In 2018, Grant and Louise Schofield decided to try to do something about this. They had been watching as their parents’ generation experienced a decline in quality of life and an increase in the medications needed to keep them going. Grant, a professor of behavioural nutrition and physical activity at Auckland University of Technology, was particularly frustrated at the gap between what science is telling us about preventive lifestyle medicine and what actually happens in medical practice.
“Millions of dollars are spent doing research, then nothing changes,” he says. “I don’t think there is any hope of change without alternative action because the pharmaceutical interest in medicine is so pervasive.”
With Louise, who has a background in corporate wellbeing, he came up with Prekure, a social enterprise that provides training for a new breed of health professional.
“This is the exact opposite of the doctor in a lab coat and stethoscope writing out a prescription,” says Grant.
Prekure is on a mission to change the face of healthcare and extend human “healthspan” by teaching people how to prevent, manage and reverse chronic diseases and mental health problems.
So far, they have upskilled more than 1500 health professionals. They are also training an army of health coaches – 500 at this stage, with the goal of 50,000 globally by 2027 – offering online courses ranging from six months to two years that give a grounding in coaching skills and scientifically proven preventive lifestyle medicine. And Prekure has a strong focus on helping Māori and Pacific communities.

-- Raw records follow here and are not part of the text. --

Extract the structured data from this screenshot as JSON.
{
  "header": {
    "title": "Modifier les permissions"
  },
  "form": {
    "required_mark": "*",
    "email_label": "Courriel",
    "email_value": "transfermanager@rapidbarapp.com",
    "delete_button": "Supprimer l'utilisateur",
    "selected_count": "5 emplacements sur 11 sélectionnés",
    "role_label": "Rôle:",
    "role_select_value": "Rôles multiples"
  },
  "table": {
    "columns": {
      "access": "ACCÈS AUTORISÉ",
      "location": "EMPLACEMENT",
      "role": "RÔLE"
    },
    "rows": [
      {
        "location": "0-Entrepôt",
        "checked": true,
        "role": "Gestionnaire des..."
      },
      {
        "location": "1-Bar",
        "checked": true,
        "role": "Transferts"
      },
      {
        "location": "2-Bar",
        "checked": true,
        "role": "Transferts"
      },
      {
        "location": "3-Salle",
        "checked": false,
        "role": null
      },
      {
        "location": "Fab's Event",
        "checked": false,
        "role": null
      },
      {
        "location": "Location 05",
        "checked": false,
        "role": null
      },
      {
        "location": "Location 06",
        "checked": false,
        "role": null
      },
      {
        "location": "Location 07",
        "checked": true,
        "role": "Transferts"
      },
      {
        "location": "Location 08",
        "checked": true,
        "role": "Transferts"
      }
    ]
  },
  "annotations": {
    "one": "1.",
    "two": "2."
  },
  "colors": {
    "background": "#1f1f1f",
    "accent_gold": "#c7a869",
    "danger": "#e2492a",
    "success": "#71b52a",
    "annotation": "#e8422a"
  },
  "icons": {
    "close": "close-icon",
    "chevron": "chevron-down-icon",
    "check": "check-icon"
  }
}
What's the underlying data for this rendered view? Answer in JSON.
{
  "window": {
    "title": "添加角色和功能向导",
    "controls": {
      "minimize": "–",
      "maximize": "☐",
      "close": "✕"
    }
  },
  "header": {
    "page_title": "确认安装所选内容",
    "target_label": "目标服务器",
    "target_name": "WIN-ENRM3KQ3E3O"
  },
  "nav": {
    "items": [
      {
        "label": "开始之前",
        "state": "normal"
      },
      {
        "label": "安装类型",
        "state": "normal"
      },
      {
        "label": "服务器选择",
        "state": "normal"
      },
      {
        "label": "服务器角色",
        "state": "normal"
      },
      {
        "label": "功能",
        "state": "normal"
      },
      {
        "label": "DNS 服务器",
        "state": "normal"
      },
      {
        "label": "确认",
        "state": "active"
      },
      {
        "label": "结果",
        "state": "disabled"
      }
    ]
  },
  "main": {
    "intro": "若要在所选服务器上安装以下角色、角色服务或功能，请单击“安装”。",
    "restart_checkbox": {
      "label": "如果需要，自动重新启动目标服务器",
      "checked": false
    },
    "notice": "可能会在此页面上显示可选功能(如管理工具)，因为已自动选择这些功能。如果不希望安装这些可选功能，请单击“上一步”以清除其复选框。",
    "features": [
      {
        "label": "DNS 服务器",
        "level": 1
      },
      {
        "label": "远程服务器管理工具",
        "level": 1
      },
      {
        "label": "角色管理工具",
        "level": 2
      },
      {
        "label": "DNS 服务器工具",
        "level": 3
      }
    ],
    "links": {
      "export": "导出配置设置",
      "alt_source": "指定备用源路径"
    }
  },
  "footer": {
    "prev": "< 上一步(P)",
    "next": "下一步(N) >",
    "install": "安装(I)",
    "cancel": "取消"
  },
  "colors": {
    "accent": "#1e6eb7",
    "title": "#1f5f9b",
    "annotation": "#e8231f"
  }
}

“We strongly believe that we can train you up no matter what your background,” says Louise. “We attract a lot of 40-, 50- and 60-year-olds, who come to us with life experience. We’ll give them the tools to walk alongside clients and help them with anything from mild to moderate depression to reversing diabetes, and do it on their terms and without judgment.”
Many of us are well aware of what we should be doing to set ourselves up for a longer and healthier life, but still don’t quite seem to manage it.
“It’s not a knowledge problem – it’s a doing problem,” says Louise. “And it’s not easy – life gets in the way. So, to have a coach that you connect with and to have some accountability, that really does make a massive difference.”
The Schofields hope that once they prove their approach to preventive lifestyle medicine works, they will get government buy-in. Then, having a health coach will become accessible for more New Zealanders, and hopefully some day, doctors’ surgeries won’t be filled with so many patients needing treatment for preventable lifestyle-related disease. “Right now,” says Louise, “there may not be a lot of people saying they want a health coach, but there will be in the future.”